Di sisi lain, ucapan Dalio pun hanya berkaitan dengan situasi di AS. Seperti, ketika dia bilang cash is trash juga karena melihat neraca keuanga The Fed yang melejit drastis yang berarti peredaran uang sangat banyak.

Bahkan, ucapannya soal obligasi investasi yang tidak menarik itu karena pergerakan fluktuasi harga obligasi di AS yang cukup tinggi dengan tingkat kupon yang rendah. Bahkan, fluktuasi harga sehari bisa melampui tingkat kupon setahun.

Dengan catatan, kupn bond treasury di AS itu hanya sekitar 3-4 persen. Artinya, pergerakan harga obligasi di sana bisa naik-turun 4-5 persen saja sudah berkinerja lebih baik daripada kupon setahunnya.

Kalau di Indonesia, obligasi ritel negara atau SBN bisa kasih 6 persen, tapi fluktuasi harganya dalam sehari hampir tidak mungkin naik-turun hingga 6 persen. Jadi, ketika Dalio mengungkapkan obligasi itu tidak bagus bukan berarti termasuk obligasi di Indonesia. Soalnya, pergerakan obligasi akan tergantung bagaimana kebijakan moneter dan perekonomian di dalam negeri juga.
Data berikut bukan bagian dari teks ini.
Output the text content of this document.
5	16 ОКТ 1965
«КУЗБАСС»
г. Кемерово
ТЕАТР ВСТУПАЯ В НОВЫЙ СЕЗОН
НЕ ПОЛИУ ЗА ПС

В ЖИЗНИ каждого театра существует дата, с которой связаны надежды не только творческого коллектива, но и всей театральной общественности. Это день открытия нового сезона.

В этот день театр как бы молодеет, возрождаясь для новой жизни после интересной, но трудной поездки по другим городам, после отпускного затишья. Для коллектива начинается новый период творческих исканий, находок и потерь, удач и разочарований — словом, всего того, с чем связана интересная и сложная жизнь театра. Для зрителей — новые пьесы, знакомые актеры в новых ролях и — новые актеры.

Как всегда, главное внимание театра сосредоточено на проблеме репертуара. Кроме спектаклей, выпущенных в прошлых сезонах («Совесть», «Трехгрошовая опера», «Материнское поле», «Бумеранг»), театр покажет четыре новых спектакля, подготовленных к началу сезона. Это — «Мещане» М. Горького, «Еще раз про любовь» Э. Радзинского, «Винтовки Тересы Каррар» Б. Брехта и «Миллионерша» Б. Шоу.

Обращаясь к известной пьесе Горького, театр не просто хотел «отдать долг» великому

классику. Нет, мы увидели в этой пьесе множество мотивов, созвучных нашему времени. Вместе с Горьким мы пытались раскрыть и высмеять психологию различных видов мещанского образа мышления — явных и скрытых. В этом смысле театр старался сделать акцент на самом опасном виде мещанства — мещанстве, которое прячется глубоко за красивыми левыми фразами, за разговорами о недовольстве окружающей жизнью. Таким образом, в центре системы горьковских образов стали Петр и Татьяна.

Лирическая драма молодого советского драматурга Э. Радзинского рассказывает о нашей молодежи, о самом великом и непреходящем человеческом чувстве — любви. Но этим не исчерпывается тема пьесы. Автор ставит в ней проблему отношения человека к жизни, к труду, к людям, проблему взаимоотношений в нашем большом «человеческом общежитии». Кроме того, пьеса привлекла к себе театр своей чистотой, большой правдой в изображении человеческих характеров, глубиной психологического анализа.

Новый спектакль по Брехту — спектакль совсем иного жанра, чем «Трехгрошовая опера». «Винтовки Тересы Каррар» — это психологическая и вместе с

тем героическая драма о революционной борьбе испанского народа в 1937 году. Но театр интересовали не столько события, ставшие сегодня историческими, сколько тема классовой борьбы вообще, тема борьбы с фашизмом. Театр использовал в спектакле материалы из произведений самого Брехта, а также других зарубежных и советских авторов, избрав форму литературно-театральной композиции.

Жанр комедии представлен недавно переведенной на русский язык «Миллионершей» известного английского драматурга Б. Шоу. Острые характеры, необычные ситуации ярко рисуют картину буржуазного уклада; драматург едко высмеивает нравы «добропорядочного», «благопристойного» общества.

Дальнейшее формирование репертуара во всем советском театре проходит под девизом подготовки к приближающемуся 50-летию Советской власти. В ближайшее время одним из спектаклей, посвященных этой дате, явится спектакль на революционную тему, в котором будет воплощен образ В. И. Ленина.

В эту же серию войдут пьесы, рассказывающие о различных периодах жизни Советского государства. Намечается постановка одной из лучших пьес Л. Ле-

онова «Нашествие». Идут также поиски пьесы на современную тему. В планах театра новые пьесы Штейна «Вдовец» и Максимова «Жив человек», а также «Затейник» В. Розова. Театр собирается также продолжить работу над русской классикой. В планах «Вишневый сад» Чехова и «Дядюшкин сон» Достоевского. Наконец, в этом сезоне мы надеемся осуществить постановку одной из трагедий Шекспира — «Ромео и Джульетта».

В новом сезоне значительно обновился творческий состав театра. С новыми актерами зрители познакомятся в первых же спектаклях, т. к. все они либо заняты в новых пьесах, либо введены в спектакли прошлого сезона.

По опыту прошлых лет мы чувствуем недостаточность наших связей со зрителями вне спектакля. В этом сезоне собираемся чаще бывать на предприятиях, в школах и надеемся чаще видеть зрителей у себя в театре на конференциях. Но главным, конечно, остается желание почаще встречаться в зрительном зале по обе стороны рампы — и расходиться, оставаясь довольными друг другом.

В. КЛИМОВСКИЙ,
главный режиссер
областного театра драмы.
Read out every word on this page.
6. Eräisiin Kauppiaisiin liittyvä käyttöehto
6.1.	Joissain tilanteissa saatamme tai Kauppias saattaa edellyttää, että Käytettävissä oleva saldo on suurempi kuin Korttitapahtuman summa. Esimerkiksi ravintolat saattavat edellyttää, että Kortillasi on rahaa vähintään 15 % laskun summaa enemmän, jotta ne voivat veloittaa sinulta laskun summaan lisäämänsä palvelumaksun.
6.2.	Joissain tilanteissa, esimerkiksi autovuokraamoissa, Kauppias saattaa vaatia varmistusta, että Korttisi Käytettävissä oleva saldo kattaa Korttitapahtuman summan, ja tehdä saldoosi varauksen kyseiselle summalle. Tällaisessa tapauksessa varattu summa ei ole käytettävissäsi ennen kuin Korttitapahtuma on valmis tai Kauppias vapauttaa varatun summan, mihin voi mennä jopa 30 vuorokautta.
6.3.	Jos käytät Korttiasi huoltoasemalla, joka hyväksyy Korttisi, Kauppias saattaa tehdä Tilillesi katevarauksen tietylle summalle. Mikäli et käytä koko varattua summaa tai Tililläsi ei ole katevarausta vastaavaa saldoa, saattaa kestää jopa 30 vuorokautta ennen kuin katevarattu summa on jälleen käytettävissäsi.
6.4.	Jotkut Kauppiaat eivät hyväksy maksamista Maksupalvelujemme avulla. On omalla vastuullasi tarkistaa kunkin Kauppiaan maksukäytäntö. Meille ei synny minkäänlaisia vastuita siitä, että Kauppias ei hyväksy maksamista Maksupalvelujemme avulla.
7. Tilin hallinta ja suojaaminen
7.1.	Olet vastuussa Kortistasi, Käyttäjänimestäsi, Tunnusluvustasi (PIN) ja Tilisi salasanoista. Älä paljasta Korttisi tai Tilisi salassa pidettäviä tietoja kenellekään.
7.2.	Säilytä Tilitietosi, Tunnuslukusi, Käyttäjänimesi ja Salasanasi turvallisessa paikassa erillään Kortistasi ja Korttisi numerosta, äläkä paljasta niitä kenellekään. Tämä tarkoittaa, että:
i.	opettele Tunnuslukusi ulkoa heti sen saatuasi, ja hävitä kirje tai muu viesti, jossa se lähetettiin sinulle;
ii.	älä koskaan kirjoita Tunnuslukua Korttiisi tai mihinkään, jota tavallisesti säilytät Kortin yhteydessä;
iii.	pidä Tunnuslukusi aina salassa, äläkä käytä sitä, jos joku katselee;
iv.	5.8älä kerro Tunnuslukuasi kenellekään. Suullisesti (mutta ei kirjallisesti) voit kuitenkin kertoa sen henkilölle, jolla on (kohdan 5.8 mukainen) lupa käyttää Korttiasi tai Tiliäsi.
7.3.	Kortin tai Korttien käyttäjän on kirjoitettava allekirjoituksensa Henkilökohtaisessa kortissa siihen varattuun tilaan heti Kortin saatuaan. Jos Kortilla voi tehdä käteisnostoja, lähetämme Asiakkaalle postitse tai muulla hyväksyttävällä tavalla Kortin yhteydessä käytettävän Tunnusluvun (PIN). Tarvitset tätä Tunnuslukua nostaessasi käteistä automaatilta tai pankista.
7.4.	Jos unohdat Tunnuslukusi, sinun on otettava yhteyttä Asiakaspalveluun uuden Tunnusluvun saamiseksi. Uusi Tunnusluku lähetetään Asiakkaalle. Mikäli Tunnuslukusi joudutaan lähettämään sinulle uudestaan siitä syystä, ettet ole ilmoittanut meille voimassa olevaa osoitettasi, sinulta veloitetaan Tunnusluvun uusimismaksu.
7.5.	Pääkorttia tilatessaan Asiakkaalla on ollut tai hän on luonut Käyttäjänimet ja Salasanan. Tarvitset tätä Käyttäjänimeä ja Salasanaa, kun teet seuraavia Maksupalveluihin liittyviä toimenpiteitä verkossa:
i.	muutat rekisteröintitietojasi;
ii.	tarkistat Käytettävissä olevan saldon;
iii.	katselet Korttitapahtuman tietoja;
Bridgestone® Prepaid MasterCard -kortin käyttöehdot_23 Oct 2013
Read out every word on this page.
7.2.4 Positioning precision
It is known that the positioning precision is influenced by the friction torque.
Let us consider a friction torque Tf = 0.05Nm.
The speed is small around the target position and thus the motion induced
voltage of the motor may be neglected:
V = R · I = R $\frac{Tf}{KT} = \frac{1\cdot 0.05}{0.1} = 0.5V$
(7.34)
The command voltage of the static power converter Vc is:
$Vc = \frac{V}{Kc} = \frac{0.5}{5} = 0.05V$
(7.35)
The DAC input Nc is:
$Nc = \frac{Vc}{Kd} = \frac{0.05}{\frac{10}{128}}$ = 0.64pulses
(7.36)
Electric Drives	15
Paling terpenting adalah pesan dari Dalio, yakni hal yang terpenting bukan terkonsentrasi di satu aset, tapi diversifikasi. Bukan cuma diversifikasi sektor saham, tapi juga instrumen yang berbeda dari uang tunai, obligasi, hingga emas.
Jadi, jangan langsung judge kalau investasi obligasi itu untuk orang b*d*h kayak Timothy Ronald ya.